Der Großteil der deutschen Landser setzte sich bereits frühzeitig vor Einsetzen der Kämpfe Richtung Flur Gierlichhausen an der Chaussee Rheinbach-Bonn ab, um nicht vom Rückzug über den Rhein hinter den eigenen Linien abgeschnitten zu werden. Dorfbewohner erinnern sich noch, daß sowohl die Straße von Holzmülheim über Schönau, Mahlberg Richtung Scheuerheck als auch die weitere Rückzugslinie Richtung Ahrtal bis in Höhe von Hummerzheim durch den Rückmarsch der deutschen Soldaten mit ihren Begleitfahrzeugen, manchmal gar nur Handkarren, verstopft waren. Wegen des steilen Anstiegs aus dem Erfttal bis zur Chaussee am Michelsberg in etwa 500-530 m Höhe mußte Peter Lethert einen Funkwagen mit seinem Pferdegespann bis nach Hummerzheim schleppen.

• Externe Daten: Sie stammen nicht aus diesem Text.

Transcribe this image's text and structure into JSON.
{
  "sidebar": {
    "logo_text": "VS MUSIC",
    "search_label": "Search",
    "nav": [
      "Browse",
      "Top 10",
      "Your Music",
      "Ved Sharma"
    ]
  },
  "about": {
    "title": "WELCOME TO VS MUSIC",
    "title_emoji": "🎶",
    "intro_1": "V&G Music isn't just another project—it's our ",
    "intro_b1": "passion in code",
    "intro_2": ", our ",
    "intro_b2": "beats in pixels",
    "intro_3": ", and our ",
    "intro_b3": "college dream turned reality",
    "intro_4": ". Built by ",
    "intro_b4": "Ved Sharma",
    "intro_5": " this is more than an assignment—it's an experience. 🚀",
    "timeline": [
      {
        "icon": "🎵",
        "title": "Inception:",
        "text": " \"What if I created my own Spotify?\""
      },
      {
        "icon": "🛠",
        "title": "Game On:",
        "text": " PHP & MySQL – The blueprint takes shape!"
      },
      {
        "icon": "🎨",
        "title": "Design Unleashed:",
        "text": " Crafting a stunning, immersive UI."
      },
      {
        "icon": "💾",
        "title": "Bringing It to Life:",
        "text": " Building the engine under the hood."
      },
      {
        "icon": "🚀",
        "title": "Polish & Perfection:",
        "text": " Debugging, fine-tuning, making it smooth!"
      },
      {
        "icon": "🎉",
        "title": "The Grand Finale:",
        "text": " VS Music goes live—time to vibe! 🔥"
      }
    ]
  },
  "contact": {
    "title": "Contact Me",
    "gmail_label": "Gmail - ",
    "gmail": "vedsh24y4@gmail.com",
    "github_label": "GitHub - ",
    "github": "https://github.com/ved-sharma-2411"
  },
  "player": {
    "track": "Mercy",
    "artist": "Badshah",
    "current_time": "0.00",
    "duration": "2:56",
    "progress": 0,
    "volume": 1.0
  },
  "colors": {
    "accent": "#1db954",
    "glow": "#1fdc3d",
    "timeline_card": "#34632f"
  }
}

So ließen die in Mahlberg am 6. März 1945 in aller Eile aufbrechenden Soldaten aus Beständen der im Hof Lethert aufgestellten Feldküche etwa 2-3 Ztr. Zucker und Grießmehl zurück.
Die Dorfbewohner verbargen sich am 7. März bei Beginn des Artilleriebeschusses auf Mahlberg in den Erdbunkern. Vorsorglich hatten sie bereits vorher in den Bunkern einen Vorrat mit in Säcke verpacktem Räucherschinken angelegt. Einige suchten auch im Keller der alten Schule Schutz. Dort überstanden sie unbeschadet den Artilleriebeschuß. Als das Artilleriefeuer gegen Mittag abflaute, sahen die im Bunker in Hornbach Evakuierten einen am Arm verwundeten deutschen Landser auf dem Weg Richtung Sammelplatz Gierlichhausen (Jülechhuuses) vorbeilaufen. Auf der dortigen Hochfläche lagerten längs der Straße noch große Munitionsbestände. In der Nähe richteten die Amerikaner und später die Engländer einen regionalen Sprengplatz ein und ließen die im Kampfgebiet Eifel-Rhein zurückgebliebenen Munitionsbestände mit Ausnahme der großkalibrigen Bomben, die zu Hauf verstreut in den Wäldern herumlagen, durch Sprengung etwa 1,5 t Munition. Auf dem Sprengplatz lagerten auch zahlreiche 2-3 Zentnerbomben (sog. Blindgänger) für den Abtransport in andere Gegenden, wo ihre Detonation nicht soviel Schaden anrichten konnte.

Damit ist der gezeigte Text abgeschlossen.